I have used above coordinates and fetched corresponding sequence from consensus FASTA.

Sequence Sample of single CDS:

>chr29:28363101-28363137
TGACTGTGTCAGTCCAGGTTCTCTGGGGGACTGAGG
>chr29:28491275-28491447
AGTGGGAATGGCTCTGCGAAAGGTGGGTGCAATGGCCAAACCAGATTGTATCATCTCTTCTGACGGCAAAAACCTCACCATAAAAACTGAGAGCACTTTGAAAACAACACAGTTTTCGTGTAATCTGGGAGAGAAGTTTGAAGAAACTACAGCTGATGGCAGAAAAACTCAG
>chr29:28491806-28491907
CTGTCTGCAACTTCACAGACGGCGCATTGGTTCAACATCAGGAATGGGATGGGAAGGAAAGCACAATAACAAGAAAGTTGGAAGATGGGAAATTGGTGGTG
>chr29:28492441-28492494
AATGCGTCATGAACAATGTCACCTGTACGCGGATCTATGAAAAAGTAGAGTAA


I will Concatenate these parts of the CDS further but As u can see in the above example base A of the start codon (ATG) is missing. How can i fix it???

now i have multiple questions (I'm not getting that where is problem actually)

is it happened due to 0-based , 1-based coordinate system ??

Should i add add one base (off-by-one) at the start of each starting coordinate ??? (Actually i checked it for firs coordinate only i have reduced start coordinate by 1 and it always give base A)
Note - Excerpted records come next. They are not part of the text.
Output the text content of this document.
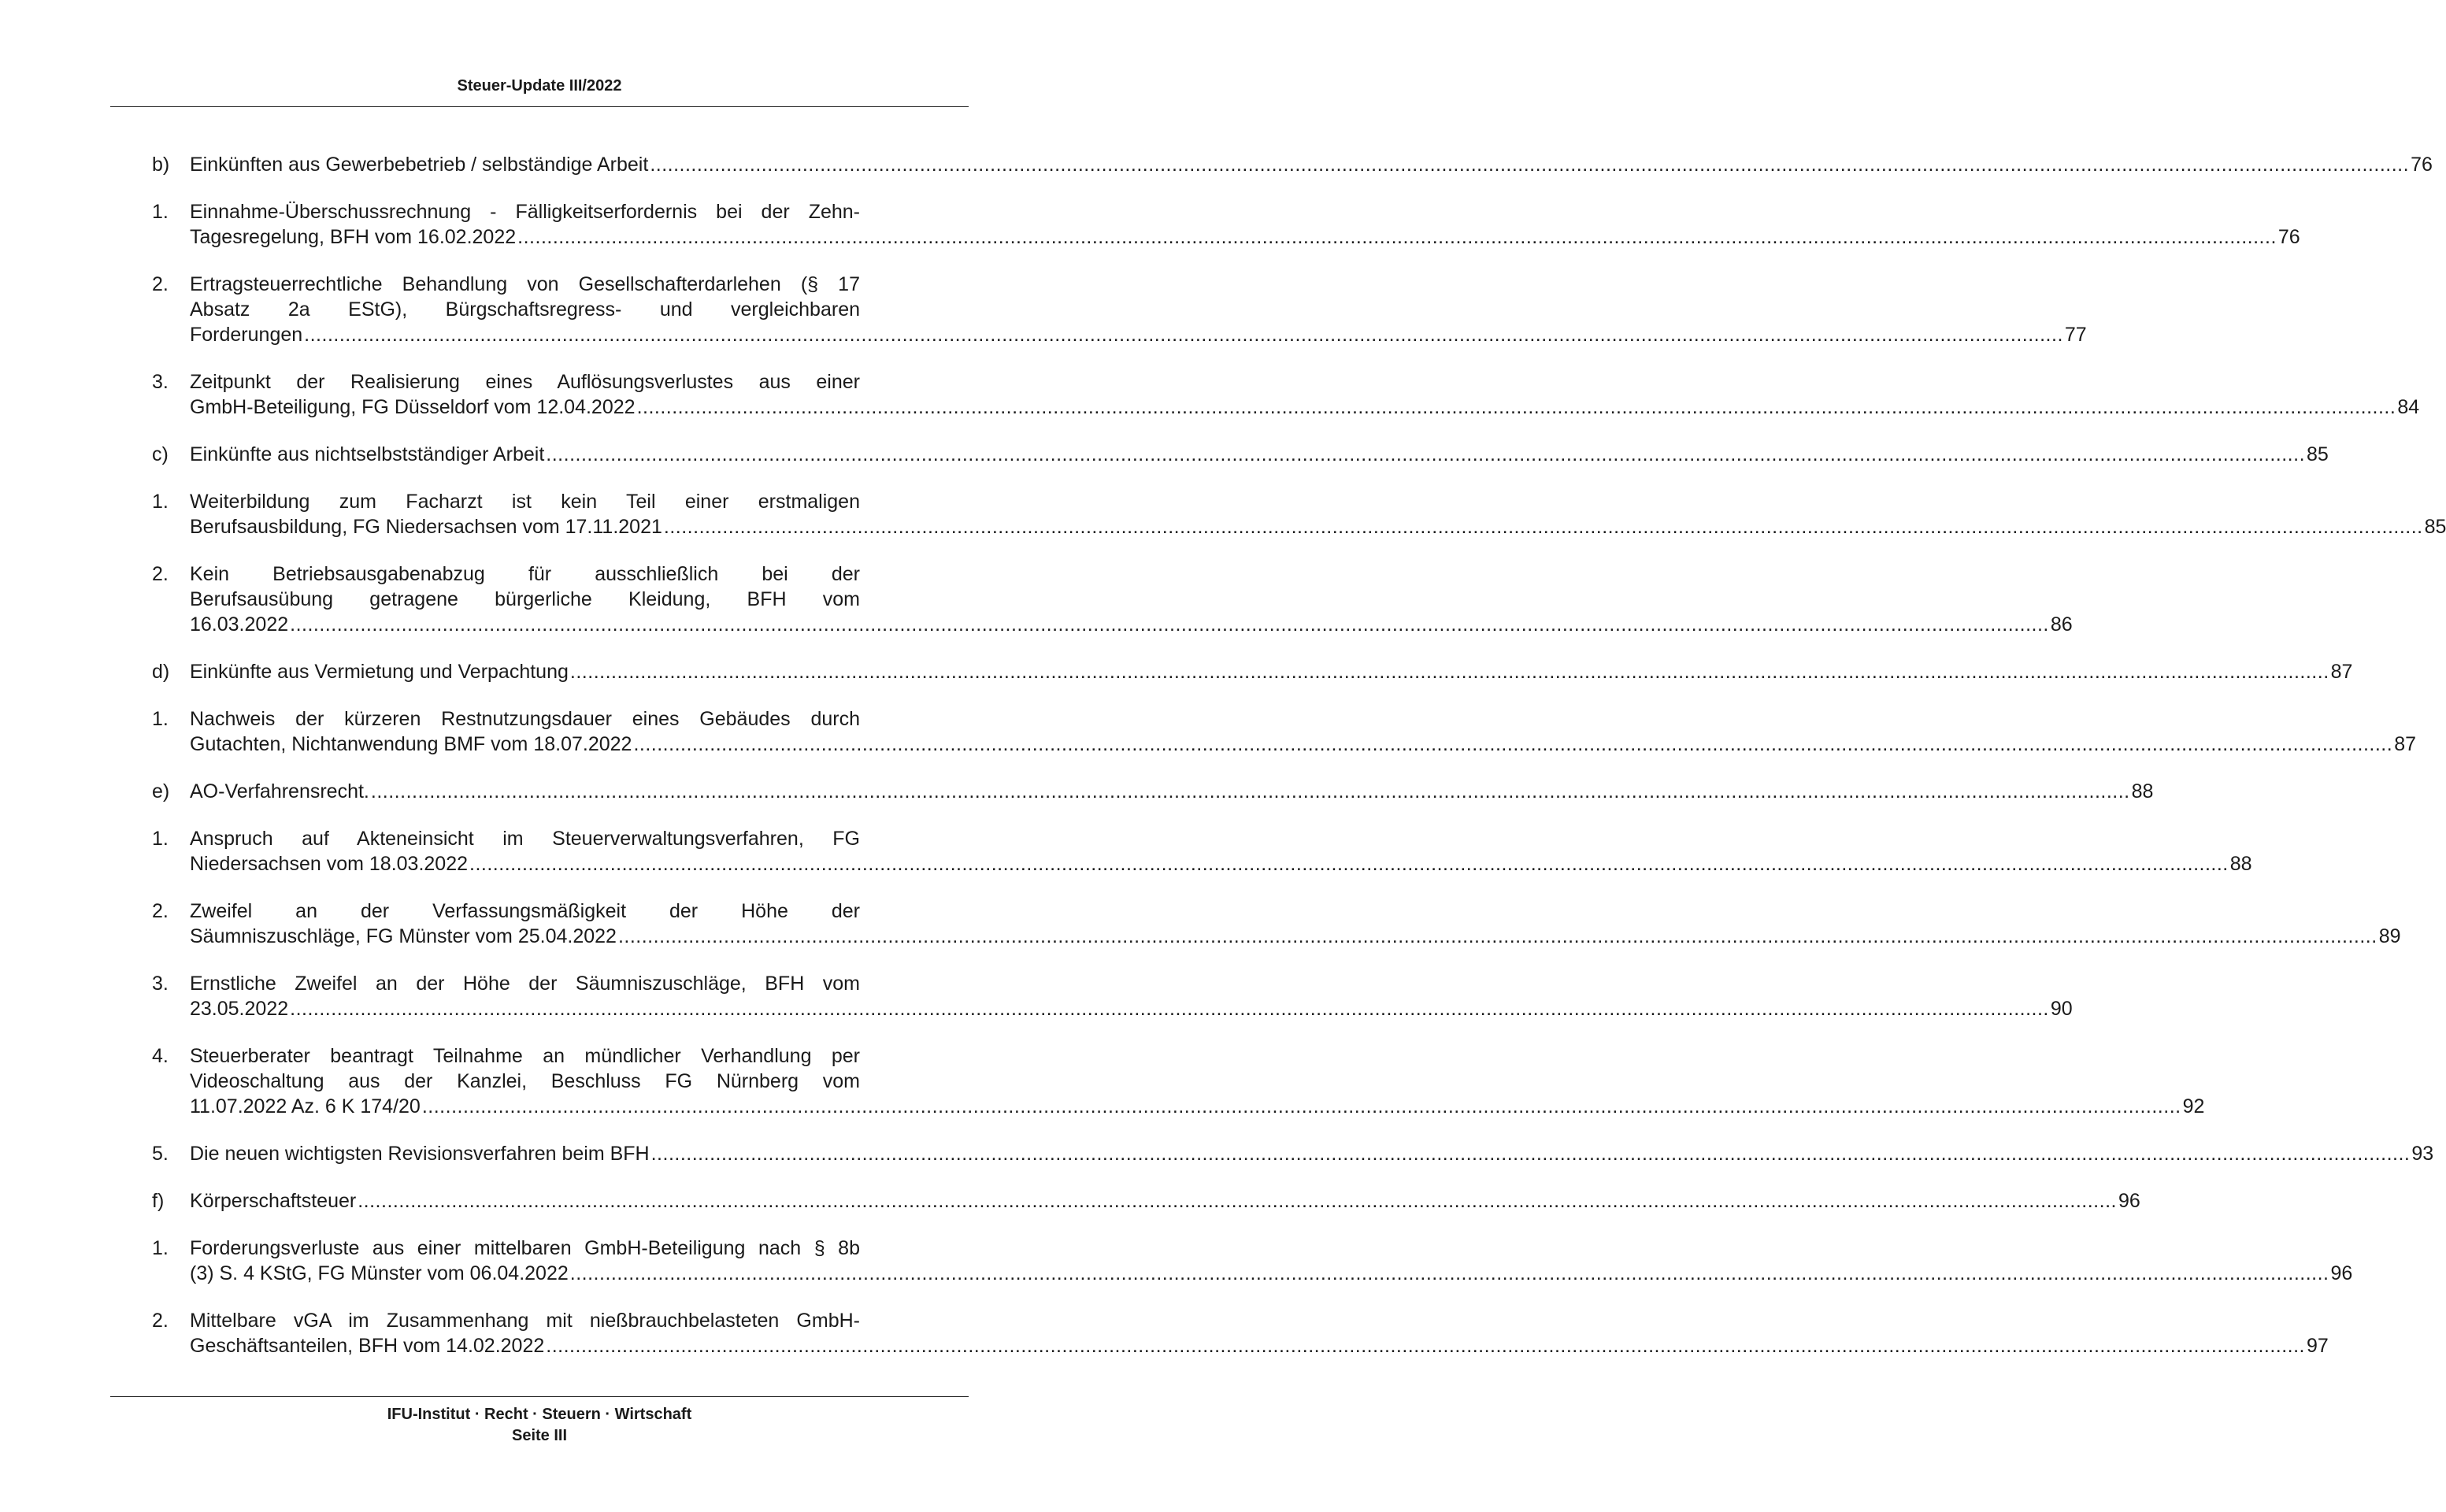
Steuer-Update III/2022
b) Einkünften aus Gewerbebetrieb / selbständige Arbeit ............................................................................................................................................................................................................................................................................................................ 76
1. Einnahme-Überschussrechnung - Fälligkeitserfordernis bei der Zehn-
Tagesregelung, BFH vom 16.02.2022 ............................................................................................................................................................................................................................................................................................................ 76
2. Ertragsteuerrechtliche Behandlung von Gesellschafterdarlehen (§ 17
Absatz 2a EStG), Bürgschaftsregress- und vergleichbaren
Forderungen ............................................................................................................................................................................................................................................................................................................ 77
3. Zeitpunkt der Realisierung eines Auflösungsverlustes aus einer
GmbH-Beteiligung, FG Düsseldorf vom 12.04.2022 ............................................................................................................................................................................................................................................................................................................ 84
c) Einkünfte aus nichtselbstständiger Arbeit ............................................................................................................................................................................................................................................................................................................ 85
1. Weiterbildung zum Facharzt ist kein Teil einer erstmaligen
Berufsausbildung, FG Niedersachsen vom 17.11.2021 ............................................................................................................................................................................................................................................................................................................ 85
2. Kein Betriebsausgabenabzug für ausschließlich bei der
Berufsausübung getragene bürgerliche Kleidung, BFH vom
16.03.2022 ............................................................................................................................................................................................................................................................................................................ 86
d) Einkünfte aus Vermietung und Verpachtung ............................................................................................................................................................................................................................................................................................................ 87
1. Nachweis der kürzeren Restnutzungsdauer eines Gebäudes durch
Gutachten, Nichtanwendung BMF vom 18.07.2022 ............................................................................................................................................................................................................................................................................................................ 87
e) AO-Verfahrensrecht. ............................................................................................................................................................................................................................................................................................................ 88
1. Anspruch auf Akteneinsicht im Steuerverwaltungsverfahren, FG
Niedersachsen vom 18.03.2022 ............................................................................................................................................................................................................................................................................................................ 88
2. Zweifel an der Verfassungsmäßigkeit der Höhe der
Säumniszuschläge, FG Münster vom 25.04.2022 ............................................................................................................................................................................................................................................................................................................ 89
3. Ernstliche Zweifel an der Höhe der Säumniszuschläge, BFH vom
23.05.2022 ............................................................................................................................................................................................................................................................................................................ 90
4. Steuerberater beantragt Teilnahme an mündlicher Verhandlung per
Videoschaltung aus der Kanzlei, Beschluss FG Nürnberg vom
11.07.2022 Az. 6 K 174/20 ............................................................................................................................................................................................................................................................................................................ 92
5. Die neuen wichtigsten Revisionsverfahren beim BFH ............................................................................................................................................................................................................................................................................................................ 93
f) Körperschaftsteuer ............................................................................................................................................................................................................................................................................................................ 96
1. Forderungsverluste aus einer mittelbaren GmbH-Beteiligung nach § 8b
(3) S. 4 KStG, FG Münster vom 06.04.2022 ............................................................................................................................................................................................................................................................................................................ 96
2. Mittelbare vGA im Zusammenhang mit nießbrauchbelasteten GmbH-
Geschäftsanteilen, BFH vom 14.02.2022 ............................................................................................................................................................................................................................................................................................................ 97
IFU-Institut · Recht · Steuern · Wirtschaft
Seite III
should i reduce start coordinate by one for each part of the CDS ???

how can i check that my bam file is 0-based or 1-based ???

I have used above coordinates and fetched corresponding sequence from consensus FASTA.

how ? how did you get the fasta sequences ?

bam file is 0-based or 1-based ???

a bam file is internally 0-Based

a sam file is always 1-based.

Sorry for this late reply !

i have fetched column 4 and 5 from gff3 (annotation) file and made a bed6 file then i have used bedtools getfasta for getting FASTA sequence.

I have downloaded bam file and then generated consensus FASTA from bam file by using samtools. what is the format of my fasta file now ????